HAYWARD — The Hayward Area Historical Society is honoring five people and organizations for preserving the area’s past.

Eden Medical Center in Castro Valley is being given the historic business award. Called Eden Hospital when it was founded in 1954, it is being honored for its years in the community and for renewing its presence with a new facility, which opened late last year.

Rowell Ranch Rodeo of Castro Valley is the winner of the historic organization award. Rancher Harry Rowell held the first rodeo on his Dublin Canyon property more than 90 years ago, but for several years, the rodeo was held at Burbank School in Hayward. It is now back at the ranch, along Interstate 580.

A historic preservation award is being given to Michael and Julie Sundita for maintaining their early 20th-century home on Pinedale Court in Hayward.

Cheryl Gerard of Lea’s Christian School in Hayward is the society’s teacher of the year. Lea is being recognized for her efforts to make history come to life, and taking part in the society’s tours of McConaghy House, downtown walking tours, and discovery kits and online classroom resources.

Betty Moose of San Lorenzo is the recipient of the John Sandoval Award, which is given for outstanding volunteer service.
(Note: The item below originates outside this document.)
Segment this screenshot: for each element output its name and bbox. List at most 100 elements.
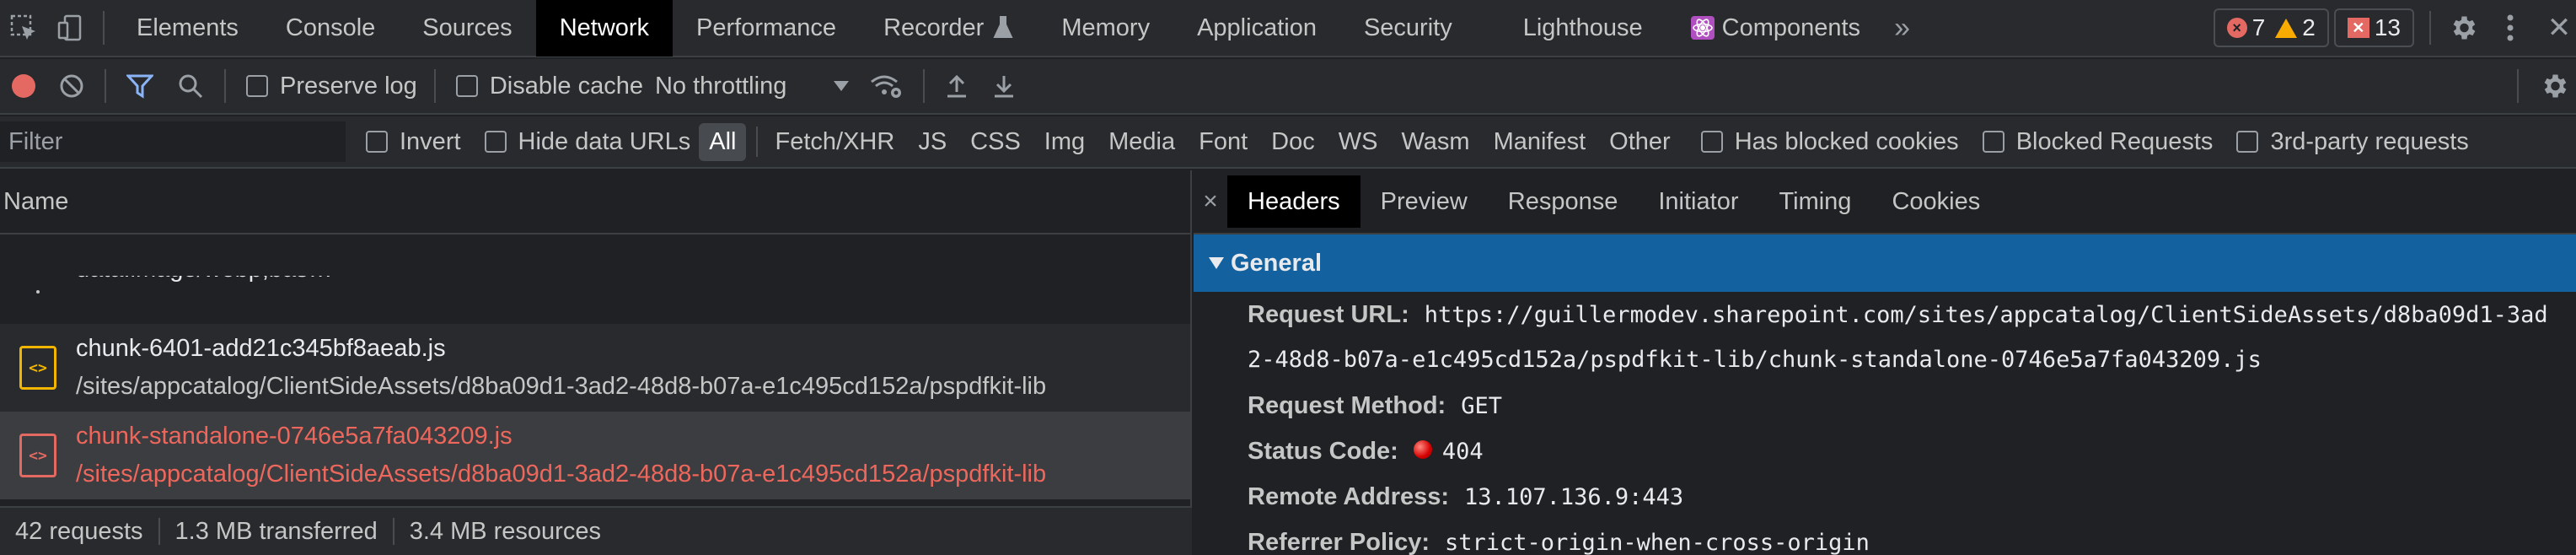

Moose is president of the San Lorenzo Heritage Society, which strives to preserve and document the historic community.

Personal comment: Betty, as she seems to prefer being called, is an amazing, cheerful, energetic person. She’s in her 80s, but her mind is sharp, and she’s always at meetings, looking out for the best interests of her community.

The awards will be given at the society’s gala April 26 at Stonebrae Country Club. Tickets are $85 for historical society members, $95 non-members. Tables of eight are available for $650 for members, $730 for non-members.